Apple, the little computer company that could, has in the span of three years transformed itself from the Michael Jordan of baseball into the Michael Jordan of Chicago Bulls basketball.

Right now, second best isn't even close.

Per Asymco, Apple is garnering an absolutely astounding 48% of the worldwide smartphone market profits. That's like government-sanctioned oil company oligopoly profits. That's not crushing it. That's hitting the game-winning home run in the World Series then fucking the wives of all the losing players then making them watch video of both, over and over, til next season starts -- which is gonna seem like a long long time.

I mean, shit. 48%! Are you fucking kidding me. When the leaders of the five families got together to carve out profits  of the strip club industry in north Jersey they were each too bashful to take home that kind of money. It'd be like, in the Bible, while the Jews were wandering the desert, God said, for the next 40 years it's gonna rain chicken soup and merengue.

48%! And they're only selling about 3% of the world's smartphones!

smartphone market profits

Steve Jobs, God bless him, was fired from Apple -- and, miraculously, came back. He was presumed to be very near to death -- and lives. Apple had to go hat in hand to Microsoft, to stay afloat, and now thrives.

Of course, Jobs believes this is in large part to his messianic abilities and to the technological-business Jedi force of his  beloved Apple. But, the man's not stupid. He knows just how quickly everything, all of it, can be taken away. Thus, he's going to be very cautious on how Apple spends its massive and growing cash hoard. Where he won't be cautious about spending, however, is in keeping the iPhone ahead of the competition.

And, don't kid yourself, the iPhone remains head and shoulders superior to all other smartphones on the market. (For you Apple haters, if it makes you feel better, while there are some features and services on competitive smartphones that are better, on an individual level, none -- not a one -- matches the iPhone in the aggregate).

So, what now for Apple then?

Well, Jobs will continue to pour money into building a superior product. He will continue to pour money into building out the iPhone/iOS ecosystem infrastructure: think: cloud services, iTunes in the cloud, improved distribution of videos, real-time, location-based social media for iPhone gaming, battery technology, screen technology and the like. Along with services that support the interaction between the device, the user and others: such as near field communications, improved FaceTime. Aquisitions, less important and too expensive.

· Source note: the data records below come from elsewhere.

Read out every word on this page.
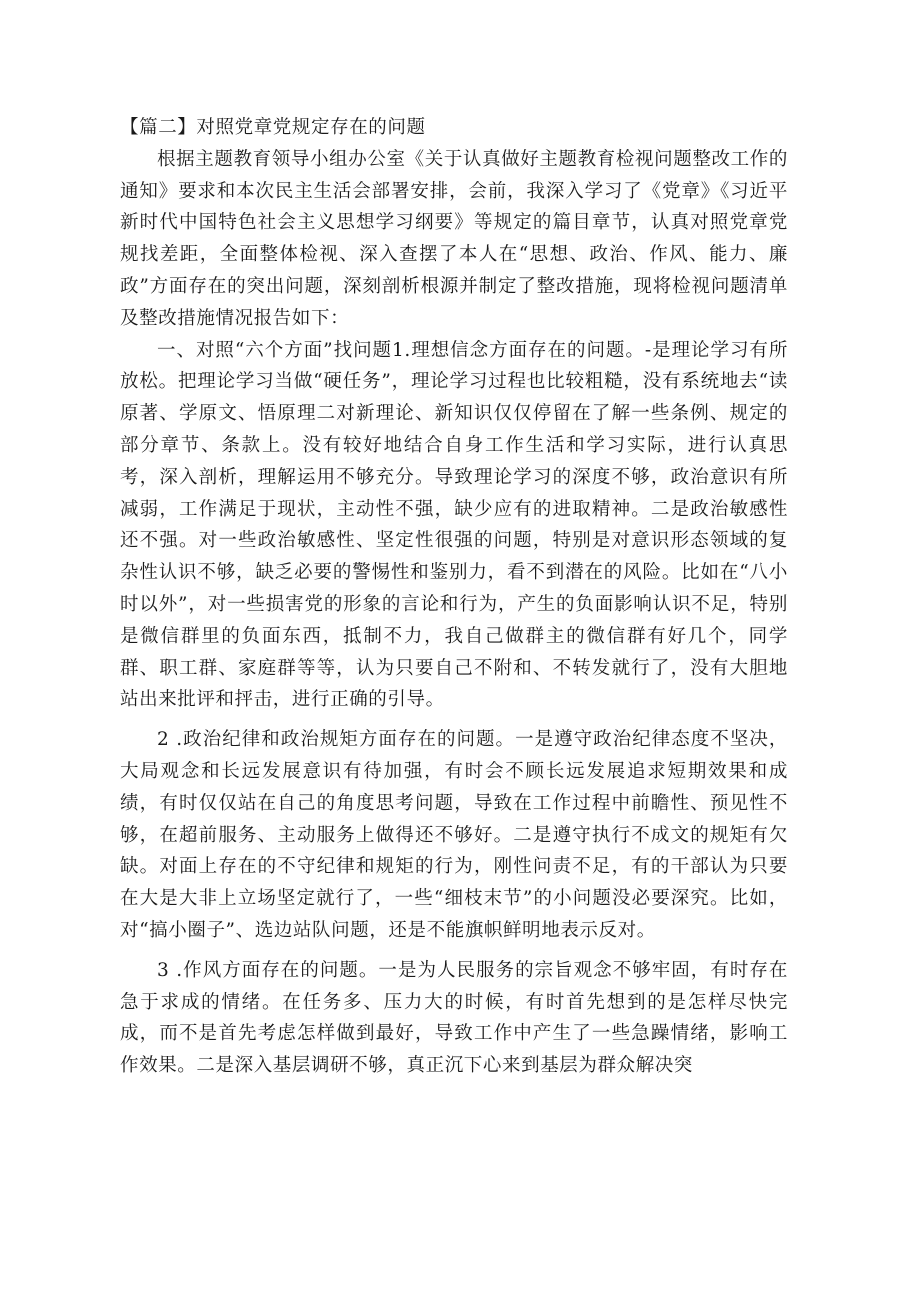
【篇二】对照党章党规定存在的问题

根据主题教育领导小组办公室《关于认真做好主题教育检视问题整改工作的通知》要求和本次民主生活会部署安排，会前，我深入学习了《党章》《习近平新时代中国特色社会主义思想学习纲要》等规定的篇目章节，认真对照党章党规找差距，全面整体检视、深入查摆了本人在“思想、政治、作风、能力、廉政”方面存在的突出问题，深刻剖析根源并制定了整改措施，现将检视问题清单及整改措施情况报告如下：

一、对照“六个方面”找问题1.理想信念方面存在的问题。-是理论学习有所放松。把理论学习当做“硬任务”，理论学习过程也比较粗糙，没有系统地去“读原著、学原文、悟原理二对新理论、新知识仅仅停留在了解一些条例、规定的部分章节、条款上。没有较好地结合自身工作生活和学习实际，进行认真思考，深入剖析，理解运用不够充分。导致理论学习的深度不够，政治意识有所减弱，工作满足于现状，主动性不强，缺少应有的进取精神。二是政治敏感性还不强。对一些政治敏感性、坚定性很强的问题，特别是对意识形态领域的复杂性认识不够，缺乏必要的警惕性和鉴别力，看不到潜在的风险。比如在“八小时以外”，对一些损害党的形象的言论和行为，产生的负面影响认识不足，特别是微信群里的负面东西，抵制不力，我自己做群主的微信群有好几个，同学群、职工群、家庭群等等，认为只要自己不附和、不转发就行了，没有大胆地站出来批评和抨击，进行正确的引导。

2 .政治纪律和政治规矩方面存在的问题。一是遵守政治纪律态度不坚决，大局观念和长远发展意识有待加强，有时会不顾长远发展追求短期效果和成绩，有时仅仅站在自己的角度思考问题，导致在工作过程中前瞻性、预见性不够，在超前服务、主动服务上做得还不够好。二是遵守执行不成文的规矩有欠缺。对面上存在的不守纪律和规矩的行为，刚性问责不足，有的干部认为只要在大是大非上立场坚定就行了，一些“细枝末节”的小问题没必要深究。比如，对“搞小圈子”、选边站队问题，还是不能旗帜鲜明地表示反对。

3 .作风方面存在的问题。一是为人民服务的宗旨观念不够牢固，有时存在急于求成的情绪。在任务多、压力大的时候，有时首先想到的是怎样尽快完成，而不是首先考虑怎样做到最好，导致工作中产生了一些急躁情绪，影响工作效果。二是深入基层调研不够，真正沉下心来到基层为群众解决突
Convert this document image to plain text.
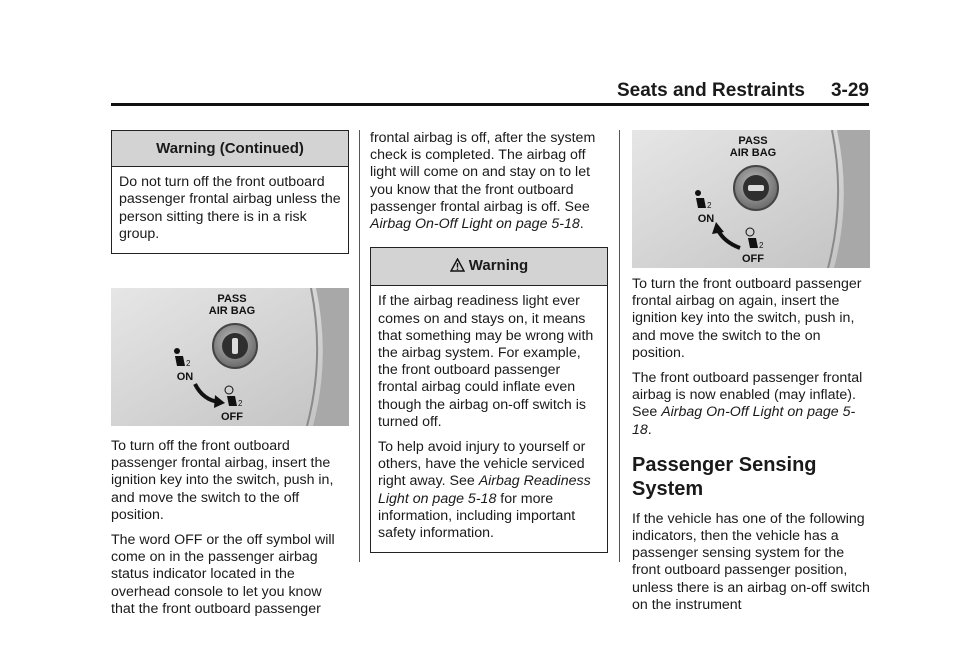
Seats and Restraints 3-29
Warning (Continued)

Do not turn off the front outboard passenger frontal airbag unless the person sitting there is in a risk group.

PASS
AIR BAG
2
ON
2
OFF

To turn off the front outboard passenger frontal airbag, insert the ignition key into the switch, push in, and move the switch to the off position.

The word OFF or the off symbol will come on in the passenger airbag status indicator located in the overhead console to let you know that the front outboard passenger

frontal airbag is off, after the system check is completed. The airbag off light will come on and stay on to let you know that the front outboard passenger frontal airbag is off. See Airbag On-Off Light on page 5-18.

Warning

If the airbag readiness light ever comes on and stays on, it means that something may be wrong with the airbag system. For example, the front outboard passenger frontal airbag could inflate even though the airbag on-off switch is turned off.

To help avoid injury to yourself or others, have the vehicle serviced right away. See Airbag Readiness Light on page 5-18 for more information, including important safety information.

PASS
AIR BAG
2
ON
2
OFF

To turn the front outboard passenger frontal airbag on again, insert the ignition key into the switch, push in, and move the switch to the on position.

The front outboard passenger frontal airbag is now enabled (may inflate). See Airbag On-Off Light on page 5-18.

Passenger Sensing System

If the vehicle has one of the following indicators, then the vehicle has a passenger sensing system for the front outboard passenger position, unless there is an airbag on-off switch on the instrument
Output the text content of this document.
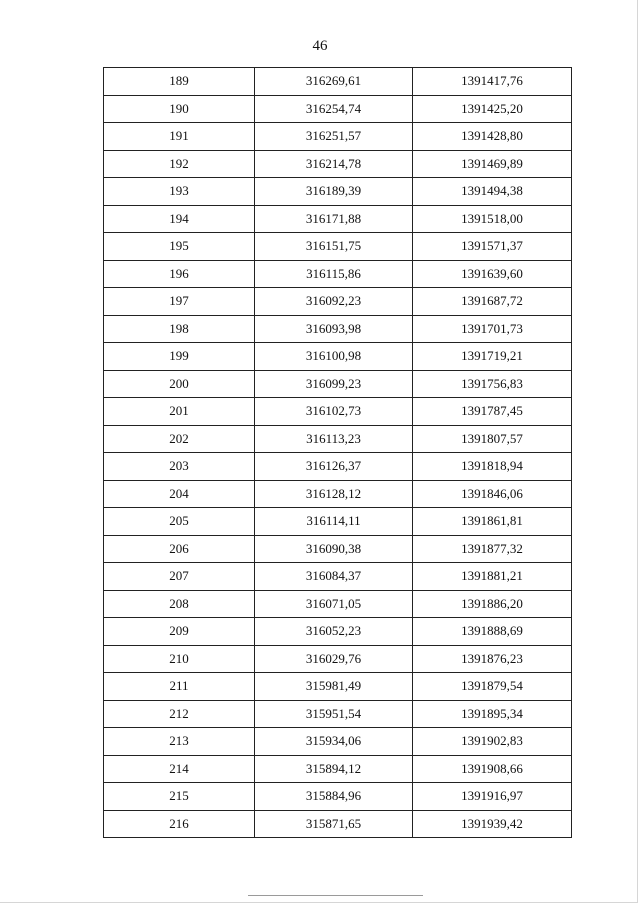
46
189	316269,61	1391417,76
190	316254,74	1391425,20
191	316251,57	1391428,80
192	316214,78	1391469,89
193	316189,39	1391494,38
194	316171,88	1391518,00
195	316151,75	1391571,37
196	316115,86	1391639,60
197	316092,23	1391687,72
198	316093,98	1391701,73
199	316100,98	1391719,21
200	316099,23	1391756,83
201	316102,73	1391787,45
202	316113,23	1391807,57
203	316126,37	1391818,94
204	316128,12	1391846,06
205	316114,11	1391861,81
206	316090,38	1391877,32
207	316084,37	1391881,21
208	316071,05	1391886,20
209	316052,23	1391888,69
210	316029,76	1391876,23
211	315981,49	1391879,54
212	315951,54	1391895,34
213	315934,06	1391902,83
214	315894,12	1391908,66
215	315884,96	1391916,97
216	315871,65	1391939,42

And what of competing smartphone vendors? Ultimately, they will succeed in driving down Apple's profit share. But, understand this. It will be a long hard slog and take, I suspect, at least two years. Nokia has lost its way and can't make a dime on smartphones. Microsoft and Blackberry, however, have the ability to pour big money into improving their product and cutting their prices. Google is obviously committed to Android. Since the future of the web is the mobile web, they have to be. That said, no matter how much they spend on Android, all the various handset makers will fight one another and not make obscene profits. Android, in fact, will be the OS that puts the dagger into Nokia. High-volume, low-margin profits built on scale.

These are the smartphone wars. Anything could happen. There may be a Manhattan Project underway right now in Finland for all I know. But, right now, at least, I'm predicting that Apple will grow its market share to at least 5% in the next couple years and retain profits of about 50% of the industry total.

And in 2016, when Microsoft is on the ropes. Near death. And, in a desperate move, they beg and plead and bring Steve Ballmer back, Jobs will be big enough to make that first call. And offer Ballmer and company a loan to help see them through.

"Apple had to go hat in hand to Microsoft, to stay afloat, and now thrives." 

No they didn't.  That was a token amount of money that Apple didn't need.

I write:

It'd be like, in the Bible, while the Jews were wandering the desert, God said, for the next 40 years it's gonna rain chicken soup and merengue.

And you hit me with Apple didn't need the Microsoft money?